For weeks I was lost in a dark world. Endless nights of tears, thoughts, and depression. I barely got out of bed, I barely ate, I barely kept myself together I public. I avoided going anywhere he would be, for fear of interaction because I knew to him I meant nothing…And to me, he meant everything. I couldn’t explain why to anyone, it was insane that I fell for him. I still couldn’t put into words why I felt this way about him. I was lost, broken, and had a deep hatred for men.

Then, I saw you. I mean, I had known you for a while, but for the first time I actually saw you. It was on my birthday, we were all at your house to celebrate. We were sitting on the couch and you were telling me a story, and then I saw you…I saw this gentle, compassionate man. The way your deep blue eyes sparkled while talking to me; you looked at me as if I was the only one in the room.

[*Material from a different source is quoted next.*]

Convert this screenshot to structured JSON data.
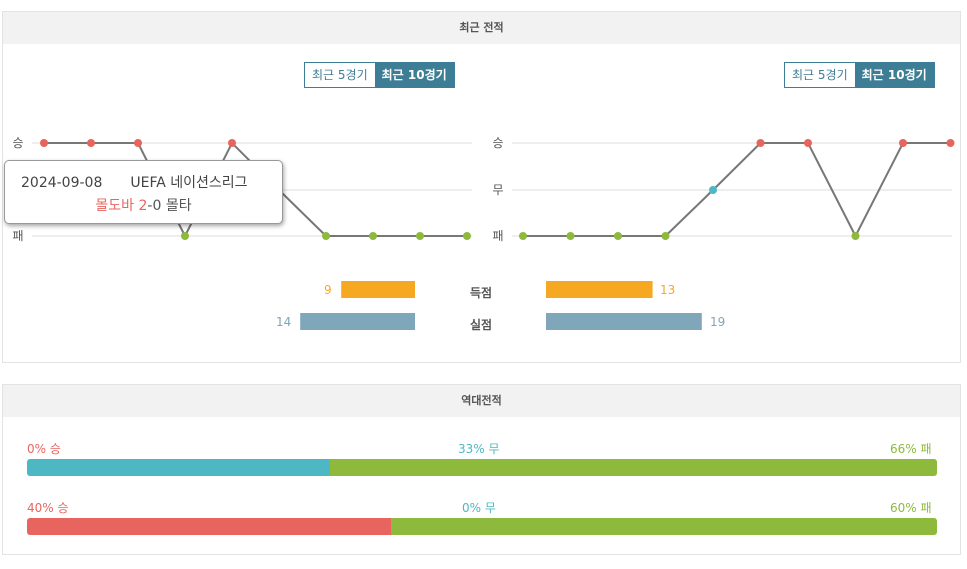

From there, I started to see a light in my darkness. Seeing your name pop up on my phone, text after text, without fail. Yet, I was still slightly empty from him, from a longing for him to want me. So one night, I gave in. I went to his place; I went to lose the pain. I wanted to numb the pain and loss of him. The next morning, I snuck out at the crack of dawn. When I left that morning, I left my pity, shame, and depression at his house.

I allowed myself to feel for you after that. I was able to engage in conversations and have confidence that you’d answer me. Yes, you made me happy by just texting me back. It was an unfamiliar feeling. It was comfort. You made me feel special, beautiful, and worthwhile…You made me feel wanted.

You didn’t know about any of this when you pursued me. You thought I was a happy girl, without a care in the world. You had no idea my heart was breaking and my soul collapsing. You were everything I needed, exactly when I needed it. You saved me, and I love you everyday for it.